Le pH du sol, c'est la donnée invisible qui décide de tout au potager : à quel point ta terre est acide, neutre ou calcaire. Il commande l'assimilation des nutriments et le bonheur de chaque culture. Le connaître évite bien des échecs inexpliqués. Voici comment mesurer le pH du sol et l'ajuster au besoin.
Le pH du sol, qu'est-ce que c'est ?
Le pH mesure l'acidité ou l'alcalinité d'un sol, sur une échelle de 0 à 14. En dessous de 7, le sol est acide ; à 7 il est neutre ; au-dessus, il est basique (ou alcalin, calcaire).

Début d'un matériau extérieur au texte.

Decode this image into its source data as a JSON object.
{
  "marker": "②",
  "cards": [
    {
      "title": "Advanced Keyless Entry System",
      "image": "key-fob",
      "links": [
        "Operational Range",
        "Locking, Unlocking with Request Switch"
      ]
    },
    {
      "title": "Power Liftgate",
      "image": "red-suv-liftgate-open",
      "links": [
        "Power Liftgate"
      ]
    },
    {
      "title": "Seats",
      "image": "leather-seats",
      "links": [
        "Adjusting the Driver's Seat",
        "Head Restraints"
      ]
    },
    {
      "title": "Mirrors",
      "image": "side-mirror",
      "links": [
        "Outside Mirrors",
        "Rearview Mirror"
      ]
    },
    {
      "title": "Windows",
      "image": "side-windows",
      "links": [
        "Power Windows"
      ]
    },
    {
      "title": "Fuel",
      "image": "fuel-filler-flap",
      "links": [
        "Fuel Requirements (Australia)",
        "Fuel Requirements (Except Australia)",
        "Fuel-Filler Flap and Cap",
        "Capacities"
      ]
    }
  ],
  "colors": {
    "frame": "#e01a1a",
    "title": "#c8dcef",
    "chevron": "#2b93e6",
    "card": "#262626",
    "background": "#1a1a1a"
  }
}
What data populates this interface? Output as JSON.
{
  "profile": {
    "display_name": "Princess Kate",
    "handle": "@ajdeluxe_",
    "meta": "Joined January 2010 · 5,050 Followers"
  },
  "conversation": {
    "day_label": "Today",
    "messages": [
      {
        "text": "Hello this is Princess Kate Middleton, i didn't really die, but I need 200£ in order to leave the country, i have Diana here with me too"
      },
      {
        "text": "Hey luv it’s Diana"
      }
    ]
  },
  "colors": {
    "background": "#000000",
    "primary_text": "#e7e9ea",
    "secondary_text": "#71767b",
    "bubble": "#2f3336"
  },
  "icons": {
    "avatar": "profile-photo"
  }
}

Cette valeur conditionne la disponibilité des nutriments : à pH inadapté, des éléments pourtant présents deviennent inassimilables, et les plantes carencent malgré un sol « riche ».
Comment mesurer le pH du sol

Trois façons de mesurer le pH du sol : le testeur électronique à planter dans la terre (rapide), le kit colorimétrique (un échantillon + un réactif qui change de couleur), ou l'analyse en laboratoire (la plus précise). Pour un potager, le kit colorimétrique est le bon compromis.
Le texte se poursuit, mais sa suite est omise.